Девушка не отвечала, только кидала хлеб.

— А они, между прочим, из нержавейки! Из нержавейки, Эйприл! Я точно знаю, мне говорил отец!

— Какой ещё отец?

Кир получил удар ниже пояса. Весь его гнев, все силы ушли через ноги во влажную землю.

Наконец, голубка-калека решилась и опасливо зашагала к еде.

«Что они тут, на Станции, жрут — эти тысячи птиц? Друг друга?» — думал Кирилл. У него снова возникли сомнения в реальности происходящего.

Стая набросилась на калеку. Слабым еда не положена, им положена смерть.

Голубка, волоча лапку, отчаянно удирала. Острые клювы собратьев долбили затылок.

«Прямо, как одноклассники… Если случилась беда, если ближнему плохо — добей! Так велит Инстинкт. Если ближний на тебя не похож — убей!»

Фонтанчиком взлетел пух, белоснежные головы окрасились алым. Птица растянулась на земле, лапка дёргалась, цепляя траву. Жёлтый глаз мигнул в последний раз и закрылся.

А у стаи появилась еда.

Голуби, поклёвывая друг друга, толкались у трупа голубки.

Кирилла тошнило. Он не хотел видеть голубей, Станцию, Эйприл.

Никогда!!!

Но Эйприл было намного хуже. Одно дело, рассуждать о возвышенных законах природы — повторяя за Маяком, и совершенно другое — наблюдать действие этих законов на практике.

Она не хотела видеть голубей и Станцию.

Никогда!!!

Пытаясь найти поддержку, она прижалась к мальчишке.

Кир почувствовал, как рука Эйприл обняла его спину, а нос уткнулся в плечо. Такое поведение врага не вписывалось ни в какие рамки!

Со стороны Излучателя донёсся тончайший писк. Кир и Эйприл переглянулись и в изумлении уставились на возвышающиеся над «рощей» башни накачки. Писк нарастал и менял тональность, становился грубее — пока не превратился в гул. Одновременно с этим, одна из колонн разгоралась всё ярче… По поверхности побежали трещины — и башня исчезла в ослепительной вспышке. В стороны разошлась волна сжатого воздуха и полетели обломки.

Через пару секунд до ушей долетел оглушительный хлопок — и больше, ни Кир, ни Эйприл, не слышали уже ничего.

В полной тишине в стену врезались фрагменты башни, выбивая из неё облака белой пыли. В полной тишине вверх поднялись деревца, окружавшие Излучатель — а в воздухе, разлетелись на щепки. И совершенно беззвучно, от центра станции покатилась волна — видимая только из-за причиняемых разрушений. Взлетали в воздух кусты, лопались зайцы и лисы, земля вспучивалась, перемалывая мышей, змей и жуков.

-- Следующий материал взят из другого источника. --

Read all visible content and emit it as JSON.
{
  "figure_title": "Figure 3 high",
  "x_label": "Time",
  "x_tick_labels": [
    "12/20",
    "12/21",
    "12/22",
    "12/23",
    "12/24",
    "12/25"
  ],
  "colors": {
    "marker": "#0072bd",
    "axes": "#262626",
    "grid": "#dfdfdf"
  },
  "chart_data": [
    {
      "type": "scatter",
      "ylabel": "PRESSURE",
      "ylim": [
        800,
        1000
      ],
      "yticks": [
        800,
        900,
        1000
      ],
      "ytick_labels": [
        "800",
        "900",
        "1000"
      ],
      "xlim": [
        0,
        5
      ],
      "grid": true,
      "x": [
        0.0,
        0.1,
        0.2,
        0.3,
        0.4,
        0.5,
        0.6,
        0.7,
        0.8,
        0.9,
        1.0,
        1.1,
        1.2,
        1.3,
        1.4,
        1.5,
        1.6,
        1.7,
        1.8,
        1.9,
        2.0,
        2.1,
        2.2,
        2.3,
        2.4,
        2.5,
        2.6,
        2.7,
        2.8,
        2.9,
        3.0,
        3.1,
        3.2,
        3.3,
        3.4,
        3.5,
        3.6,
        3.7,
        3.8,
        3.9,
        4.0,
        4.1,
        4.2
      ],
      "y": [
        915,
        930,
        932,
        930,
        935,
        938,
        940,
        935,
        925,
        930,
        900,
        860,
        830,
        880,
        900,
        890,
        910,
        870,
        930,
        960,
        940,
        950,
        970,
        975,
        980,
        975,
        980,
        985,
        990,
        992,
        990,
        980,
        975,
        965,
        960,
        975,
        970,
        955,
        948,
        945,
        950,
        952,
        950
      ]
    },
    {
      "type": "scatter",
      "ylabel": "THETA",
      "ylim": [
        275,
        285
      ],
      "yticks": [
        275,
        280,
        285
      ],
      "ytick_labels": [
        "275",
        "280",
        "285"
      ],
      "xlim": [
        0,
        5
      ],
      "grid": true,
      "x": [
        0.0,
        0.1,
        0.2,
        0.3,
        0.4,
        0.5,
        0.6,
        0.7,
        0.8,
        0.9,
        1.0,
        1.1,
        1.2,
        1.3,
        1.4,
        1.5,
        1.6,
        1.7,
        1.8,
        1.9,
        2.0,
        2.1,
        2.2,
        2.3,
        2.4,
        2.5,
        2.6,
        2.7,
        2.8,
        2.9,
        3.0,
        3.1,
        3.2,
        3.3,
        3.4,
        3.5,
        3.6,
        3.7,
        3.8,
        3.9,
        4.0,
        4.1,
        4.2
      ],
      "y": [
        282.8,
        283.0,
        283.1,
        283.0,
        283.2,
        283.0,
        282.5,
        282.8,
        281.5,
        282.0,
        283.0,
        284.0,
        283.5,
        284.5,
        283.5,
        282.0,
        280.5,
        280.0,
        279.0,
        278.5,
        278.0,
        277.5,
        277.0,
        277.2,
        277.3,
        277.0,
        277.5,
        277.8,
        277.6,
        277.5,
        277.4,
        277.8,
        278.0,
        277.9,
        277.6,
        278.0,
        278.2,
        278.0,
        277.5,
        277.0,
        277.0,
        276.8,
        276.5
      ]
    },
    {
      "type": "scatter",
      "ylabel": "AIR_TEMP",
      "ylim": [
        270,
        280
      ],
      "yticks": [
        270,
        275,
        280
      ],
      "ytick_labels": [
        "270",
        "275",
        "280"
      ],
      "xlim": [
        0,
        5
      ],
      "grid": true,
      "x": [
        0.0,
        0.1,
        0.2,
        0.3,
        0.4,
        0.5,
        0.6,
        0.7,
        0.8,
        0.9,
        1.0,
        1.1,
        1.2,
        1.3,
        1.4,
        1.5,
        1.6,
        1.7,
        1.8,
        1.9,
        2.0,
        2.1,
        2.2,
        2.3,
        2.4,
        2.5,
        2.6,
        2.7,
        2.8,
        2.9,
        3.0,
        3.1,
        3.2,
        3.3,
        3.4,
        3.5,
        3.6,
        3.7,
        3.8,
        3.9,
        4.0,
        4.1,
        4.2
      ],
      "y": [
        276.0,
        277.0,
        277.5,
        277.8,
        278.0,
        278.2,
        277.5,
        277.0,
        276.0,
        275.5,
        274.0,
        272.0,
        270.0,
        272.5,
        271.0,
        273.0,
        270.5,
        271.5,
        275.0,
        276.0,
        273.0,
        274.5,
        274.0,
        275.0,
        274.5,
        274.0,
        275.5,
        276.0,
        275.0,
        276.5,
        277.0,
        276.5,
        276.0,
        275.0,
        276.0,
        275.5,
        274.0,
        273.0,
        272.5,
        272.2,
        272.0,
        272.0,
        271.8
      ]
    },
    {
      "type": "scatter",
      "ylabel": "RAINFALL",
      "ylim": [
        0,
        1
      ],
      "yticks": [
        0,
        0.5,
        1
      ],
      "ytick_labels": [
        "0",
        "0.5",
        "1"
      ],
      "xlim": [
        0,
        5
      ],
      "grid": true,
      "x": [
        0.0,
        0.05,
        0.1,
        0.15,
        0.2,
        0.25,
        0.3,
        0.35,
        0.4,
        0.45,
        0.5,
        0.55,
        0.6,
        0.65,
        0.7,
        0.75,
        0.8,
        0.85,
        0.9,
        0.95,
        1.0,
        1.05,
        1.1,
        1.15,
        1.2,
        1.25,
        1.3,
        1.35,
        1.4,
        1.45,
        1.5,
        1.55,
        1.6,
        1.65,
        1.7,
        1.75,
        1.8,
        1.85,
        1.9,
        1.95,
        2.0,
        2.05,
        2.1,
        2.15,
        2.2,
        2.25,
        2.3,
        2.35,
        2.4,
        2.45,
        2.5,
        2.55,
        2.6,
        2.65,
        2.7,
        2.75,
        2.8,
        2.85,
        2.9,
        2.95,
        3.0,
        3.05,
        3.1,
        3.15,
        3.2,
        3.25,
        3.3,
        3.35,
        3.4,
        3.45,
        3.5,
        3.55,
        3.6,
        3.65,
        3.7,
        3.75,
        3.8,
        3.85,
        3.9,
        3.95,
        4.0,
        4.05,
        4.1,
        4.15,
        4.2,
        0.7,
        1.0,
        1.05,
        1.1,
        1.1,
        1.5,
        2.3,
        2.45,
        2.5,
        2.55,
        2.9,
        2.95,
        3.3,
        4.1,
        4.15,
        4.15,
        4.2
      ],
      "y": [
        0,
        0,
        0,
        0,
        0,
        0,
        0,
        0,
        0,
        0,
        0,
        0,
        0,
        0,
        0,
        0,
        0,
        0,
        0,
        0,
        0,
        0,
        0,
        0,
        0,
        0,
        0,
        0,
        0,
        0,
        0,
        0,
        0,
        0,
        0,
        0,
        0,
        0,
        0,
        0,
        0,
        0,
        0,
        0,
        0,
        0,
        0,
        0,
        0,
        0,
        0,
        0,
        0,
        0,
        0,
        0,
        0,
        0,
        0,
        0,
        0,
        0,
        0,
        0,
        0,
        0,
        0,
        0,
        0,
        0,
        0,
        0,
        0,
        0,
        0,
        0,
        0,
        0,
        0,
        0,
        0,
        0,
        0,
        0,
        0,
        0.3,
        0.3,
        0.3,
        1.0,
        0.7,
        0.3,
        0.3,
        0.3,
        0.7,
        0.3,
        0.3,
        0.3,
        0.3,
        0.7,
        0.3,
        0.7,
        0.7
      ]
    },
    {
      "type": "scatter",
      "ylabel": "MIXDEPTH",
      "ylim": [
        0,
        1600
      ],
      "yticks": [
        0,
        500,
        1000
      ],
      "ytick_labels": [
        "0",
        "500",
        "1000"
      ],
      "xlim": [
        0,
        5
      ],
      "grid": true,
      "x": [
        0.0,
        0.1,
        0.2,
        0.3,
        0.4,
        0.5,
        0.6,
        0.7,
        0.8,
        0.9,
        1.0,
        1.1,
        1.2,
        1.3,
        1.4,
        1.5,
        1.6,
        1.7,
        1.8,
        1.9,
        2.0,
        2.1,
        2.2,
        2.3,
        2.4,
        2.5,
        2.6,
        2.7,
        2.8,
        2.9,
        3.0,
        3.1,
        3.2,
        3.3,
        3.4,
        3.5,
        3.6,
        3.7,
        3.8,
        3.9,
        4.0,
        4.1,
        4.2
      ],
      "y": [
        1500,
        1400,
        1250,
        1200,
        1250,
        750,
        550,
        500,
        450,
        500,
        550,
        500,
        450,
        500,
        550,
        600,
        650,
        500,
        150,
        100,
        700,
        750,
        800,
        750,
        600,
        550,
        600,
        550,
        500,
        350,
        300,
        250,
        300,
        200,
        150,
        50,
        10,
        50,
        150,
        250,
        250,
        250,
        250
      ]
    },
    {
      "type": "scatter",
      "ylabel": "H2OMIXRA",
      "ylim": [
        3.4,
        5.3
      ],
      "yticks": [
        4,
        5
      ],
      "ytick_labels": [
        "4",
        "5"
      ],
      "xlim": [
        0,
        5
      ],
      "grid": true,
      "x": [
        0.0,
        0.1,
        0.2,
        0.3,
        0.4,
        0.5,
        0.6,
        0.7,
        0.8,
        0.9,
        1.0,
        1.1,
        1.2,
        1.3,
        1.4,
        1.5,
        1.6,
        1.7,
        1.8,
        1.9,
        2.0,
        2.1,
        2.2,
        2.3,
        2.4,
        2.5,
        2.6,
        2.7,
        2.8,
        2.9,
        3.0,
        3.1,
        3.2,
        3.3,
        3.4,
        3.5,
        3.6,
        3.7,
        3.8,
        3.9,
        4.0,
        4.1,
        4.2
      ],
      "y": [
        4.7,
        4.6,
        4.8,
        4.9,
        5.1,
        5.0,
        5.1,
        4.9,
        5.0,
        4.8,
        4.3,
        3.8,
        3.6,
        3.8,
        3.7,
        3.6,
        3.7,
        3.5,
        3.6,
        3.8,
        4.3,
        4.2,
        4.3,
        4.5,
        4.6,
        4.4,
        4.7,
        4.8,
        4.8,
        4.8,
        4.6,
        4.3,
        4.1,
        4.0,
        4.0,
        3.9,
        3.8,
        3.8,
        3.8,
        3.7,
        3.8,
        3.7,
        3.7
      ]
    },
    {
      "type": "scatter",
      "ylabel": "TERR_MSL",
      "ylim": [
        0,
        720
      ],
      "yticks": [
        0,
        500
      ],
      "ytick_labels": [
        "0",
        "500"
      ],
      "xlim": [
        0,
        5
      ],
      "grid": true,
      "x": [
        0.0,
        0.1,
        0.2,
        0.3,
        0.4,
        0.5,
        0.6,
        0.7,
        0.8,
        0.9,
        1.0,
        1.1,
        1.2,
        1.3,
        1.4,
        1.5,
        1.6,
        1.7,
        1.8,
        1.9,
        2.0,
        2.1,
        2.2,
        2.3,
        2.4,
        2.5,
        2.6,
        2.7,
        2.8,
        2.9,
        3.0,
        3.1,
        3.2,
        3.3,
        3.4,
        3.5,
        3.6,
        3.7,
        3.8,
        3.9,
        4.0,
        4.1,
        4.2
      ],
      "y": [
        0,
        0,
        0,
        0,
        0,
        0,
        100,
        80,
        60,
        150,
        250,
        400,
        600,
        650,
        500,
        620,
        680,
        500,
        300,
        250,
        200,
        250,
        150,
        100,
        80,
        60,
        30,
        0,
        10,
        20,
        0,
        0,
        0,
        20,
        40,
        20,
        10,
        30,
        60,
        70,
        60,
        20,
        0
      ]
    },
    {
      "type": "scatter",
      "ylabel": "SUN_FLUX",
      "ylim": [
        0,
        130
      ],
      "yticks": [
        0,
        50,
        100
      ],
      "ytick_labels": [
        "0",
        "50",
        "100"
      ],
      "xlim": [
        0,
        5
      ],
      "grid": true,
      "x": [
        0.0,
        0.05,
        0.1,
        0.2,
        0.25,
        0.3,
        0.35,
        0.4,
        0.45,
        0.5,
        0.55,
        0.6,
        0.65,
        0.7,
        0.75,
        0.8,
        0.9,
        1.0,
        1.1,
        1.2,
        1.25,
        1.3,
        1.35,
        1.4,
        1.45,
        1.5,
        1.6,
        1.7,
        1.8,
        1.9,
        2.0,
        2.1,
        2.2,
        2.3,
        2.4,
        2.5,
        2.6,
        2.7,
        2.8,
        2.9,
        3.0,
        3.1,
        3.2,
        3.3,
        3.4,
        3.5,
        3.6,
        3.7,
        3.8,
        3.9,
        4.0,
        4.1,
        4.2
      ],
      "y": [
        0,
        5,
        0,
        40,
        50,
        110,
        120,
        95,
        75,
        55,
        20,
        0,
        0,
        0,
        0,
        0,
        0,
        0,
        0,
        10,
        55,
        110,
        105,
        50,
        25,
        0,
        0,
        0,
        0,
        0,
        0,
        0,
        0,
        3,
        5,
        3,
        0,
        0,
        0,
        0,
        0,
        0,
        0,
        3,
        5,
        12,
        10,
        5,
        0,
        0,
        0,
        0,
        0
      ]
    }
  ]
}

Когда волна была уже близко, Кир зажмурил глаза… Но ощутил только лёгкое прикосновение — будто тёпленький ветерок нежно коснулся кожи. Он открыл глаза и увидел Эйприл. Обняв руками коленки, она беззвучно визжала от нестерпимой боли. Белая кожа стала розовой — как у младенца, но ярче. Из ушей текла кровь.

Кир прикоснулся к своим — на пальцах заблестели алые капли. Но кожа на руке была самой обычной, и не было боли.

На ладонь упало несколько перьев. Кир огляделся. На плечи, на голову, на порванные в клочья тысячетонные радиаторы и обломки труб, кровавым снегом оседал пух — напоминанием о том, что ещё минуту назад птицы существовали.

Кир огляделся.

Западной арки не было. С небес, на поле с застывшими многогранниками медленно опускался «парус». Куски чёрной ткани кружились и сталкивались. Антенное поле на юге превратилось в свалку покорёженного металла. Полностью уцелела лишь громада Преобразователя, да силовая часть — над реактором по-прежнему полыхало чёрное пламя.

«Вот и всё… Нет больше Станции, и нет надоедливой жизни…»

Кир протянул руку к Эйприл — и сразу одёрнул, лишь только увидел её плечо. На коже вздулись волдыри, а из трещин сочилась сукровица. Девушка повела головой, и на землю посыпалась ржавая труха — всё, что осталось от огненно-рыжих волос. Она попыталась встать, и упала.

Кир, как мог осторожно, перевернул девчонку на спину. Морщась от боли, она часто моргала веками, лишёнными ресниц.

Распухшие и полопавшиеся губы что-то сказали.

— Что? Повтори!

С третьего раза Кир прочёл по губам: «Вода».

— Я сейчас принесу!

Губы снова зашевелились.

Что? «Океан»? Я правильно понял?

Она повторила:

— Да, океан…

Кир опустил Эйприл у кромки прибоя. Спуск по шаткой лестнице с девушкой на руках вспоминать не хотелось — несколько ржавых ступеней рассыпались прямо у него под ногой.

Побережье было усеяно окровавленными кусочками: клювастыми головами, крыльями, лапками — тем, что осталось о чаек. На таком расстоянии волне недоставало сил, чтобы превращать всё живое в пыль. В бухте, кверху брюхом плавали рыбы.